Somehow I don't get it right.
I would like to model the following conditional:
If $A\le B$ then $Y=1$ otherwise $Y=0$
where $A, B$ are reals and $Y$ is binary.
I can model as follows:
$Y \cdot A \le B$ and linearise this, but then I get into trouble when $A = 0$;
In this case $Y$ can be anything but I want it to be $1$.
If $A\in[\underline{A},\overline{A}]$ and $B\in[\underline{B},\overline{B}]$, the following big-M constraints enforce $Y=1\implies A \le B$ and $Y=0\implies B \le A$, respectively: \begin{align} A - B &\le (\overline{A}-\underline{B})(1-Y)\\ B - A &\le (\overline{B}-\underline{A}) Y\\ \end{align} To disambiguate the $A=B$ case, you could introduce $\epsilon$ in the second constraint, as follows: $$B - A + \epsilon \le (\overline{B}-\underline{A}+\epsilon) Y$$
I had a look here:
https://yalmip.github.io/tutorial/logicprogramming/
they propose a solution to the problem
IF f(x) <= 0 THEN a else not a, a is binary
which matches my problem when setting f(x) to A-B and a to Y
– Clement Mar 01 '20 at 17:07Thank you again. I will see how far I can come without additional help und if needed, I will do as you propose.
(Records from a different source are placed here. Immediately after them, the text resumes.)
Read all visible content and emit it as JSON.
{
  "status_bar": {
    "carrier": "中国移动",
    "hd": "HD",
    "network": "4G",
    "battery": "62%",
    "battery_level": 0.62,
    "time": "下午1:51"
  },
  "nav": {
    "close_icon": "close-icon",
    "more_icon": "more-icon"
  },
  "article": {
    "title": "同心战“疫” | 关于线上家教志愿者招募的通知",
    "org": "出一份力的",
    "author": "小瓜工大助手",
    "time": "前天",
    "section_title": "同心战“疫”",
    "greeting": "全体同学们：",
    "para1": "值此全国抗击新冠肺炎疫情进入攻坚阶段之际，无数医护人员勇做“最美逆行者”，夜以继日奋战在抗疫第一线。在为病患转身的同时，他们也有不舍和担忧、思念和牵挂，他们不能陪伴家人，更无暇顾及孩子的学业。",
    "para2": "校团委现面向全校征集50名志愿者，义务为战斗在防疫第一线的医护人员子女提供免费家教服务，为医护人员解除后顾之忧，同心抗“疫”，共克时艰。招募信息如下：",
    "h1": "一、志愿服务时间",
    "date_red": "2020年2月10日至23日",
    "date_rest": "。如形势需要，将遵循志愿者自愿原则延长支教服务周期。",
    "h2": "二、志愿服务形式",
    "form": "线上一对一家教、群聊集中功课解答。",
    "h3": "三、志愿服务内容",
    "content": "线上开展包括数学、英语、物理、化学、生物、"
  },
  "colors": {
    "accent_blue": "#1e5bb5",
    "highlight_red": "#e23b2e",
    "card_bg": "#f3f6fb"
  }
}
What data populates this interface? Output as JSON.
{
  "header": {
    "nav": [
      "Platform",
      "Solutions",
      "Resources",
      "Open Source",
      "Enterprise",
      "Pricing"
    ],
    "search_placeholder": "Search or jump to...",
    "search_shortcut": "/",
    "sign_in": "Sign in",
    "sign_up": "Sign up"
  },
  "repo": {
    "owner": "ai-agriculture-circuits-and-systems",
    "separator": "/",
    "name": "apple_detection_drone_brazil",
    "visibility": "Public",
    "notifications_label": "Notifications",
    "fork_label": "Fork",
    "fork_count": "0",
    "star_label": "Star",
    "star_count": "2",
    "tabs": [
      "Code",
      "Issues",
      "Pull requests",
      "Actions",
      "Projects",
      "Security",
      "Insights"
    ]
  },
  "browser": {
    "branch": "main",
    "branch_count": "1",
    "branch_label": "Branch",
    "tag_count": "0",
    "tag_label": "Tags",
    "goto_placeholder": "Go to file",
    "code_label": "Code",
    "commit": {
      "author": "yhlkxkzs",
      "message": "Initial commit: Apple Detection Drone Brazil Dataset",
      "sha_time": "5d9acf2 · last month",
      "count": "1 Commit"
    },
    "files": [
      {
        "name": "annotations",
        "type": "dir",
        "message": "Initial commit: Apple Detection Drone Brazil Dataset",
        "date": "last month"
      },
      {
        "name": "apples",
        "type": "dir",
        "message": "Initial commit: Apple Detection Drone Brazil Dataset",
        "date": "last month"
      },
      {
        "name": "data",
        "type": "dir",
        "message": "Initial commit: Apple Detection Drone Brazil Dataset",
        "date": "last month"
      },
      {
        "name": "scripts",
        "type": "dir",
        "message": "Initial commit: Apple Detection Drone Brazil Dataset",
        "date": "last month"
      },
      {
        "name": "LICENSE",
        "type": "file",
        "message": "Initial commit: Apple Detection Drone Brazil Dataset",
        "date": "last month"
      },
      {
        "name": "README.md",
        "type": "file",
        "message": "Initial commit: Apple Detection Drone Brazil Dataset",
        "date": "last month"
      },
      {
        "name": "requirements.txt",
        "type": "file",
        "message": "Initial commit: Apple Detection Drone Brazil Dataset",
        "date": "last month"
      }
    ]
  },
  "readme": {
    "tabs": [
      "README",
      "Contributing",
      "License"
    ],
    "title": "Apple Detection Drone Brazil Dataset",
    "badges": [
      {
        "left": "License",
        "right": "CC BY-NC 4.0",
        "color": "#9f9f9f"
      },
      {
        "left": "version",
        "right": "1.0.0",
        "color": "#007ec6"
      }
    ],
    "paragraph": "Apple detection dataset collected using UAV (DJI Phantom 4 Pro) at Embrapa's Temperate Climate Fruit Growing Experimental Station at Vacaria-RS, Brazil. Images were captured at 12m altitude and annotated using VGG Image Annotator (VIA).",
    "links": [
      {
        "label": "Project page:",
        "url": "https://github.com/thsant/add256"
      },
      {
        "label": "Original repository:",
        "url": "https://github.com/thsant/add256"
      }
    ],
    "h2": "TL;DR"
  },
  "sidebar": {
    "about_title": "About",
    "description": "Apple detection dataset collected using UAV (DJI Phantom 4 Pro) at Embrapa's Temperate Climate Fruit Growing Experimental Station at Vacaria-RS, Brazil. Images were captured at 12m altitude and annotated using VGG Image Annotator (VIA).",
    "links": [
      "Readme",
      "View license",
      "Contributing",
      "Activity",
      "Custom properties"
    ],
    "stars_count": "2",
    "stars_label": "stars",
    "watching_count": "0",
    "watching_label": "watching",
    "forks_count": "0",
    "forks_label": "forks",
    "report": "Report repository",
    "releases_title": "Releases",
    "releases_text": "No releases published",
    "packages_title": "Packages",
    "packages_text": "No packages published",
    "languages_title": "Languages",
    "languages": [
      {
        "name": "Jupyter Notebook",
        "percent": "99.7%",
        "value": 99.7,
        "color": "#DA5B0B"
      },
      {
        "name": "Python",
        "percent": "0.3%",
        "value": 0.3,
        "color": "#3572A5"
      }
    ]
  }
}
– Clement Mar 03 '20 at 07:50If $A$ is continuous, this logical constraint cannot be represented by a finite set of linear inequalities (see old work by Bob Jeroslow). What you can do is to relax a little.
Saying $A\le B \implies Y=1$ is the same as imposing $Y=0 \implies A > B$. If you can allow this to become $A \ge B+\epsilon$ then the constraint becomes $A \ge M\cdot Y + (B+\epsilon) (1-Y)$ where $M$ is a lower bound of $A$ ($A$ is always $\ge$).
Of course if $A$ is known, e.g., to be integer, than you can choose $\epsilon = 1$ without loss of generality.